For more than four years, we have become accustomed to rolling rounds of Brexit negotiations with little information emerging beyond carefully crafted public statements, punctuated by an explosion of activity once every few months.
But as the row rumbled on over the UK’s plan to break international law to potentially renege on the withdrawal agreement (WA) it signed this year, negotiations spilled online in an extraordinary public spat.
A reminder is needed at this point - both sides have around a month left to conclude negotiations or the UK will default to economically damaging WTO rules for trade with the EU when the standstill transition period ends on December 31.
The row came after Barnier on Friday demanded “more clarity” from the UK about its biosecurity controls if it wants to get the automatic right to export animal products into the EU when the transition ends and Britain stops following Brussels rules.
The EU’s reluctance to grant the UK a “third-country listing” to allow food imports sparked concerns in No.10 that mainland Britain could be blocked from sending animal products to Northern Ireland - because the province will follow EU rules in this area to maintain an invisible border with the Republic, under the terms of the WA.

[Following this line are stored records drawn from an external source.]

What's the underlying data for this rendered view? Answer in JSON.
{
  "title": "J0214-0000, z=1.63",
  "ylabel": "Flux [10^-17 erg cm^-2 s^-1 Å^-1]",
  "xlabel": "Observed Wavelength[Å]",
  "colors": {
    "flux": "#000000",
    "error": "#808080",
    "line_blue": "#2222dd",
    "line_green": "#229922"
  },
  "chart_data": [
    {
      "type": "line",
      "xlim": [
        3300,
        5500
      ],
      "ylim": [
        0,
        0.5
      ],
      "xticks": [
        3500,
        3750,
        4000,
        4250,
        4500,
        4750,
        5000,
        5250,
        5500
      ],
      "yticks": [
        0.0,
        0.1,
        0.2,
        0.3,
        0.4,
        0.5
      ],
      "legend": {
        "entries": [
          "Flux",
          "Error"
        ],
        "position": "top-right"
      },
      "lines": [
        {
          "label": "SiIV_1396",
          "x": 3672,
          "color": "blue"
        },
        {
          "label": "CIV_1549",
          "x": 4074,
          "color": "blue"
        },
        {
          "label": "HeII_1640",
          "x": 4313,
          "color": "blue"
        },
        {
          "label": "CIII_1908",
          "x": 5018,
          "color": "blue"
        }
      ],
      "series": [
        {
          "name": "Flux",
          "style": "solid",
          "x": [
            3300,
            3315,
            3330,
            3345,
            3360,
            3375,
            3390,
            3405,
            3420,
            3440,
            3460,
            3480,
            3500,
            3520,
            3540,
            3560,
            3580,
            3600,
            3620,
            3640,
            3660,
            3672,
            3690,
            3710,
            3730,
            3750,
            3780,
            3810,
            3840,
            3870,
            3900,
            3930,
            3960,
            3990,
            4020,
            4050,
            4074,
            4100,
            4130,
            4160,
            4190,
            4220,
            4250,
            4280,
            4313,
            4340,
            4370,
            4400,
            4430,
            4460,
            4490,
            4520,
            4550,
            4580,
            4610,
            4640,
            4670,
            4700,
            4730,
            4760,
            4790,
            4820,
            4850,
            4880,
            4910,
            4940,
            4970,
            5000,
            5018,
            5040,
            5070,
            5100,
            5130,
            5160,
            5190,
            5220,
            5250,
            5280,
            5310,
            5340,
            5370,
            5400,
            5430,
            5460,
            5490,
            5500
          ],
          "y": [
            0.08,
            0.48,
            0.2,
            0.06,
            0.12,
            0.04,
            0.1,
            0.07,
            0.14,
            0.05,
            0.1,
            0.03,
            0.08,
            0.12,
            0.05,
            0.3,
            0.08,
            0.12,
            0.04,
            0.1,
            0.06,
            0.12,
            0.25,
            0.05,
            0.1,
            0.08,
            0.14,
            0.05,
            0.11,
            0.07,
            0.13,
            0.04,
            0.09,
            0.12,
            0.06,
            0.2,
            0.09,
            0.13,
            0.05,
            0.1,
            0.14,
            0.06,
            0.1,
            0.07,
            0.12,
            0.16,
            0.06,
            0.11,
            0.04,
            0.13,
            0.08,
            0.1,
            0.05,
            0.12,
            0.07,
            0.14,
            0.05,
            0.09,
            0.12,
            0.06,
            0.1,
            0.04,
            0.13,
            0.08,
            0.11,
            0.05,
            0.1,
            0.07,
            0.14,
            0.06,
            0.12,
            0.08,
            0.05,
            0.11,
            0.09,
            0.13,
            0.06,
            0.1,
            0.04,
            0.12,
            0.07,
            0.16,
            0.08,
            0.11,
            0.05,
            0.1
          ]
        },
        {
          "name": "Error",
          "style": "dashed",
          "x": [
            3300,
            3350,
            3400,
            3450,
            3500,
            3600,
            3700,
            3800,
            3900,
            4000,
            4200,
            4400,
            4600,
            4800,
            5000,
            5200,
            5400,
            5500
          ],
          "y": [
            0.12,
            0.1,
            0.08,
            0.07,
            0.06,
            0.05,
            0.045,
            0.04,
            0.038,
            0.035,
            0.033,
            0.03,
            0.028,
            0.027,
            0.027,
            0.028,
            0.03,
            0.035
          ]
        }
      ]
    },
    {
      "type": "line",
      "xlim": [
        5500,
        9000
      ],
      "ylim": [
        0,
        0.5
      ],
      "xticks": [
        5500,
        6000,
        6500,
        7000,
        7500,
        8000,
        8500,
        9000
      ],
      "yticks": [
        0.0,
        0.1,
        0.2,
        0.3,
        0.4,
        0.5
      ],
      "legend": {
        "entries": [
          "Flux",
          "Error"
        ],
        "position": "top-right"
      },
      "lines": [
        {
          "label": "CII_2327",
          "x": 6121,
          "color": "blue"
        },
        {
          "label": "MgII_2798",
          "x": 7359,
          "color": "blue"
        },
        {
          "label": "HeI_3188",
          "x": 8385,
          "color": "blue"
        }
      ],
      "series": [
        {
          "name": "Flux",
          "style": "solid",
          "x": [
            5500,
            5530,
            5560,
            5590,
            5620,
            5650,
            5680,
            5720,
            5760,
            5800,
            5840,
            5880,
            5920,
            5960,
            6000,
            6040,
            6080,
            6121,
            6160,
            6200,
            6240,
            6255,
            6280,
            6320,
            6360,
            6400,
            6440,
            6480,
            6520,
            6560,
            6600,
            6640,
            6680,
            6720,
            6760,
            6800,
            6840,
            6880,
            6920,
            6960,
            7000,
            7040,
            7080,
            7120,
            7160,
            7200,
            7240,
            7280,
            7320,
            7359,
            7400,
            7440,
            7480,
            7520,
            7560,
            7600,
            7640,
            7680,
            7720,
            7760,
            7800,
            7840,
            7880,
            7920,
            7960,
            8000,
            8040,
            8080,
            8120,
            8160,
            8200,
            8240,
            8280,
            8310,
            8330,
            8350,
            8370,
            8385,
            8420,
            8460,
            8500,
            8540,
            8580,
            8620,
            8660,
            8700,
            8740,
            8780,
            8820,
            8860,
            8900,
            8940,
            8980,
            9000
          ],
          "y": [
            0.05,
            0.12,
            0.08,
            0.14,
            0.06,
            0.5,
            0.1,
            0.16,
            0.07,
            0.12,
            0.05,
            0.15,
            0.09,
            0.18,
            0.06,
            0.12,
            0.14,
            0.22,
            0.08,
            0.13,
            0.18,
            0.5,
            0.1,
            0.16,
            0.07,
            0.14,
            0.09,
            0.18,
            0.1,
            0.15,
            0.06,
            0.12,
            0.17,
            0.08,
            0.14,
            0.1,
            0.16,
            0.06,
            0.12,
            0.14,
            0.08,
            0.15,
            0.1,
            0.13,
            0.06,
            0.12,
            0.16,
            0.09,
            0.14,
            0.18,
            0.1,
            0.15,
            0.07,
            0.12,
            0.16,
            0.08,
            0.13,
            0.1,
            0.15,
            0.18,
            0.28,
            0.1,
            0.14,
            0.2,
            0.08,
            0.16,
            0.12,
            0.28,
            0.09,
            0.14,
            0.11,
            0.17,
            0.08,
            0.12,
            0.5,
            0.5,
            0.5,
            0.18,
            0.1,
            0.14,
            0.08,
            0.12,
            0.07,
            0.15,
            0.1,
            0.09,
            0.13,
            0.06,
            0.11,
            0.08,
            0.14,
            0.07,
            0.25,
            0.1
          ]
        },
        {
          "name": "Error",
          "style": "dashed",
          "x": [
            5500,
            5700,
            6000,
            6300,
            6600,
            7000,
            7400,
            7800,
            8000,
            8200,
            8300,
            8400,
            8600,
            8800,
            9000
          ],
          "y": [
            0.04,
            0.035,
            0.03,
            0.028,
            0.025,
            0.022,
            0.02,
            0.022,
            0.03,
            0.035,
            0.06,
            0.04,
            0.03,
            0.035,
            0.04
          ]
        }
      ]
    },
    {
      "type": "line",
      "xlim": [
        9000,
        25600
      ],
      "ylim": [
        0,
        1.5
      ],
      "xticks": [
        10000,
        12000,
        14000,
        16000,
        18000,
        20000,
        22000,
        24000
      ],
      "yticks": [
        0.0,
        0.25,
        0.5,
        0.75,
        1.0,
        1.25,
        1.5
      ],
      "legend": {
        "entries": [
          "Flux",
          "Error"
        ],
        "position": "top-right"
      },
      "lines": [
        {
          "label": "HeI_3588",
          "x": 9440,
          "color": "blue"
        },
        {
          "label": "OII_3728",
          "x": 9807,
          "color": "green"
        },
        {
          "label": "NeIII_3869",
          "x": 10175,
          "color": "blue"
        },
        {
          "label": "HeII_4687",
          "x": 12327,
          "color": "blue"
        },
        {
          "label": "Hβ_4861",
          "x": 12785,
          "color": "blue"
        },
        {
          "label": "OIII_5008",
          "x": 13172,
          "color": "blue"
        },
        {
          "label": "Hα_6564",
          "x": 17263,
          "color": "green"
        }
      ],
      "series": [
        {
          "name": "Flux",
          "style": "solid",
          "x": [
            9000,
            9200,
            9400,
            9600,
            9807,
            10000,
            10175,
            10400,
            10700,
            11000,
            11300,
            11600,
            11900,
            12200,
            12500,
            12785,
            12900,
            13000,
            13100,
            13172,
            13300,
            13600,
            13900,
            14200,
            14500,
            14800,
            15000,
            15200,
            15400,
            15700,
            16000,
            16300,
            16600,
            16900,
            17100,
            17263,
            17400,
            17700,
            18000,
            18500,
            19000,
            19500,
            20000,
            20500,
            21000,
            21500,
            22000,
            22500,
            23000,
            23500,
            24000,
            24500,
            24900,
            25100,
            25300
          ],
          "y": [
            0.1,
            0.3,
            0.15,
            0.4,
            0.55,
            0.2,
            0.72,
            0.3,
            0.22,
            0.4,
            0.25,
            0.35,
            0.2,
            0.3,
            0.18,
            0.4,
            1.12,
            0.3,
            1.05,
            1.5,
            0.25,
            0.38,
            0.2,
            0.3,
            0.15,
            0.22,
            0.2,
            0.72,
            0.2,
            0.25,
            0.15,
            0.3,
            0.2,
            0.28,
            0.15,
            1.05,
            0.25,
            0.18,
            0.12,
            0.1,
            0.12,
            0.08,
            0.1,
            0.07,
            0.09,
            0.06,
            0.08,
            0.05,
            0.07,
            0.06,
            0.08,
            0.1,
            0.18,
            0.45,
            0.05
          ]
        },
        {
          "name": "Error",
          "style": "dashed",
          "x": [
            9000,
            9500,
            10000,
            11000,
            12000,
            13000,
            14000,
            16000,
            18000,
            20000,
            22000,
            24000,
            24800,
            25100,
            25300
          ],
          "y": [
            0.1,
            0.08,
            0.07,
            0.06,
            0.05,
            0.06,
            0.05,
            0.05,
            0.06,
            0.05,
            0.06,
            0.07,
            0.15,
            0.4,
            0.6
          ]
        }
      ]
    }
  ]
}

But Barnier hit back at the suggestions WA’s Northern Ireland protocol was a “threat to the integrity of the UK”, again demanding more detail about Britain’s plans for biosecurity rules, and insisting that “sticking to facts is also essential”.
Frost then hit-back in an extraordinary seven-tweet thread, in which he accused the EU of potentially making it “automatically illegal” for Northern Ireland to import food from Great Britain (mainland UK).
Taking aim at Barnier, Frost stressed that he wanted to “state a few facts”, stressing the EU “knows perfectly well all the details of our food standards rules” because the UK is operating under Brussels regulations now.
He also claimed the EU had warned the UK “explicitly” that if it is not granted third-country listing “we will not be able to move food to Northern Ireland”.
Frost concluded: “I hope the EU will yet think better of this. It obviously makes it no easier to negotiate a good free trade agreement and the solid future relationship which we all want.”
It comes after the EU accused Boris Johnson of damaging trust in Brexit negotiations with his law-breaking Internal Market Bill, which would give ministers the power to renege on sections of the WA governing trade in Northern Ireland.
The proposals have sparked a major Tory rebellion which threatens to derail the legislation when it comes to the Commons for votes this week.
The EU has said the UK must drop the Bill by the end of the month or risk negotiations on a long-term trade deal collapsing.
On Sunday, justice secretary Robert Buckland suggested he could quit if the powers in the Bill are ever used to break international law.